The 4-H campers, mostly small town and farm kids, all seemed appreciative and happy to be at the rustic setting of a former Civilian Conservation Corps (CCC) camp that offered few amenities. I don’t recall a whiner in the bunch. Perhaps a week not driving a tractor or assisting with canning chores provided a welcomed break. 
I’ve taught swimming in fancier places such as the Beaumont Scout Reservation in St. Louis County, mentioned in my last article, or teaching university students for a couple semesters at Mizzou. But it never felt as rewarding as working with the kids at Clover Point, or later that summer, at White Oak Camp at Hammond Mill in Ozark County.
The Missouri Extension Service sponsored both Camp Clover Point and White Oak Camp. After Clover Point closed for the summer, Gilbert Rader, the area Missouri Extension agent and director of White Oak Camp, hired me as the swimming instructor. Willow Springs schoolmates of mine, Deanna Collins (WSHS, 1964), Mike Warning (WSHS, 1964), and Gary Evans (WSHS, 1964) had already been hired as camp counselors, and classmate Joe Corn (WSHS, 1965) was onboard as a lifeguard.
Located at the former CCC camp at Hammond Mill southeast of Dora, Missouri, White Oak Camp was specifically designated for local underprivileged kids. The quality of life they came from surprised some of the volunteers. Recalling her experience as a counselor there, Deanna Collins Corn recently told me, “The only thing that is still so vivid to me is how many of the kids came to camp with nothing. No change of clothes, no swim suit, no toothbrush or toothpaste, no brush or comb, no pj’s, etc.” 
The gratitude the kids showed for the slightest acknowledgment or attention motivated us to make their experience positive. Deanna says, “After that first week and the shock of these needy kids, I told my mom that I needed to gather clothing, brushes/combs, toothbrushes, and toothpaste . . . I thought I understood being poor, but these kids were in another level of doing without necessities.”
Deanna also understood their need for personal attention. She says, “I know that second week I spent our free time brushing hair and helping the 8-year-old girls place their hair in ponytails and pigtails. I took hair ribbons and hair fasteners and the girls were so excited. It was a major influence on my life’s work.” [Deanna became a successful teacher and school administrator. No doubt, the campers adored the pretty college woman who pampered and encouraged them.]
Our first priority as staff members was to keep the campers safe, but a big part of our jobs was to make sure they had fun, and swimming played a big part.

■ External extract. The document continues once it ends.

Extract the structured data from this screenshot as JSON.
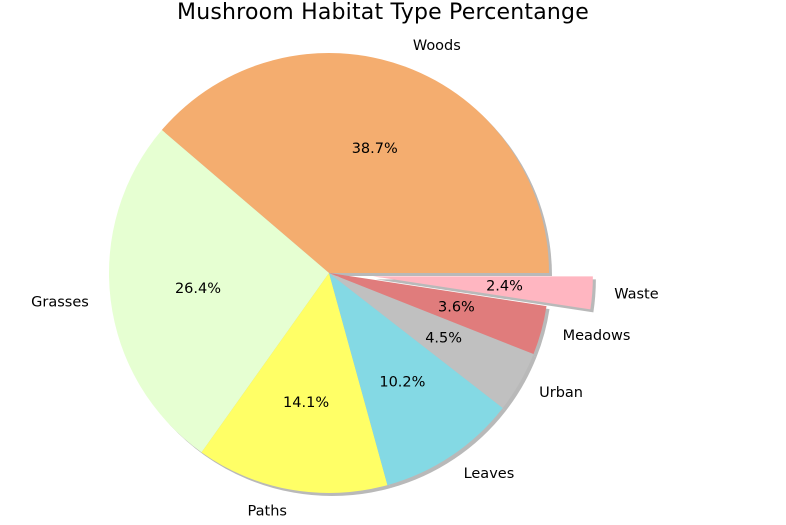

The old CCC camp didn’t have a swimming pool, and it is doubtful many of the kids had ever been in one, but the nearby North Fork River served quite well.
Several times a day, lifeguard Joe Corn and I transported the kids to the creek in an old school bus. Joe says of those trips, “The bus was old, with a 4-speed on the floor and poor brakes. There was a hill we traveled to the swimming hole, and we were very careful to gear down going downhill and keep the speed slow.”
Joe recalled that the swimming area “was an old abandoned concrete low-water crossing with a fairly shallow swim area. Downstream was the new overhead bridge. It was close to the Twin Bridges recreation canoe facility.” We did little swimming instruction, although most the kids could have used lessons. We just lifeguarded and let them have fun.
One memory from the White Oak Camp at Hammond Mill that has endured for me stems from the bus trips to the creek. Because the bus was yellow, all the way there and back, Joe and I led the kids in singing the Beatles song, “Yellow Submarine.” The singing by those kids might better be described as enthusiastic yelling, but I’ve never heard a more joyful sound.